1. Stable Matchings
-- Consider two node sets U and V ("men" and "women")
-- For simplicity: Assume |U| = |V| = n.
-- Each node has a ranked order of the nodes on the other side. (different for different nodes)
Examples: Hospitals & residents, colleges & applicants.
-- Stable matching: A perfect matching (i.e., matches each node of U to a distinct node of V) such that: if u in U and v in V are not
matched, then either u likes its mate v' better than v, or v likes its mate u' better than u.

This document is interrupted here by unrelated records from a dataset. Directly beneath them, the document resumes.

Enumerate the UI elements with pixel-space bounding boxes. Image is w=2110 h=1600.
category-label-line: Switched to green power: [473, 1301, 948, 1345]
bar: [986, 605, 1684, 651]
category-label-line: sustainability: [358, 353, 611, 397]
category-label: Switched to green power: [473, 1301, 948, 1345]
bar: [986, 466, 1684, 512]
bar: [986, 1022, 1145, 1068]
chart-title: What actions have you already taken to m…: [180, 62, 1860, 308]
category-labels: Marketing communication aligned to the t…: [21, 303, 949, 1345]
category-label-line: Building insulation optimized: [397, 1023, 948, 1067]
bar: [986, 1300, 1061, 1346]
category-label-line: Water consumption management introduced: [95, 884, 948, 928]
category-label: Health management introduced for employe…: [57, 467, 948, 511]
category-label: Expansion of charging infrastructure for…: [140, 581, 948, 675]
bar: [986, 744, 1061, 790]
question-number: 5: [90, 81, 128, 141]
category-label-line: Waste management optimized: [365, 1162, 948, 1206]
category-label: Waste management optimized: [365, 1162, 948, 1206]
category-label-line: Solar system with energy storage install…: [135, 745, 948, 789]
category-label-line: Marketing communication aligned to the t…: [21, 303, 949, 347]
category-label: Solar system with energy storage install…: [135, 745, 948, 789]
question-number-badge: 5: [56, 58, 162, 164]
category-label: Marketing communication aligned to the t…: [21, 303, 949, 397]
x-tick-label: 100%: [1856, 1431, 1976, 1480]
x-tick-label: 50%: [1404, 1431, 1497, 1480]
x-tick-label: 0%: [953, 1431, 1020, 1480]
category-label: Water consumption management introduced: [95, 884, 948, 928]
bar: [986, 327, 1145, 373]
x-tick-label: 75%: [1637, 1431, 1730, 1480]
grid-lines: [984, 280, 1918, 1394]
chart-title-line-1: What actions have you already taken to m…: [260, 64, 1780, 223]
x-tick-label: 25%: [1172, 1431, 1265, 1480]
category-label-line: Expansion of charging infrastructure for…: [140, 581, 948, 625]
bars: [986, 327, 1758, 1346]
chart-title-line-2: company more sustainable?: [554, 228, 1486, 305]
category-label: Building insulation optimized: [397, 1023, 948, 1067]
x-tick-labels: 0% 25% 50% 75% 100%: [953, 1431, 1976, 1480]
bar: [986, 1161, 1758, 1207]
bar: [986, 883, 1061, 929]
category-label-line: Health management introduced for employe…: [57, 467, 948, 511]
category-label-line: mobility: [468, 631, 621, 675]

2. Gale-Shapley Proposal Algorithm
-- While there is an unattached man u
-- u proposes to the top woman v on his preference list who hasn't rejected him yet
-- Each woman entertains only the best proposal received so far
[Invariant: current engagements = a matching]
-- Terminates with a stable matching after <= n^2 iterations.
-- Each man makes <= n proposals ==> <= n^2 iterations.
-- Terminates with a perfect matching.
-- If not, some man rejected by all women. ==> All n women engaged at conclusion of algorithm ==> All n men engaged at end, as well [contradiction]
-- Terminates with a stable matching. Consider some u, v not matched to each other.
-- Case 1: u never proposed to v. ==> u matched to someone he prefers to v.
-- Case 2: u proposed to v. ==> v got a better offer, ends up matched to someone she prefers to u.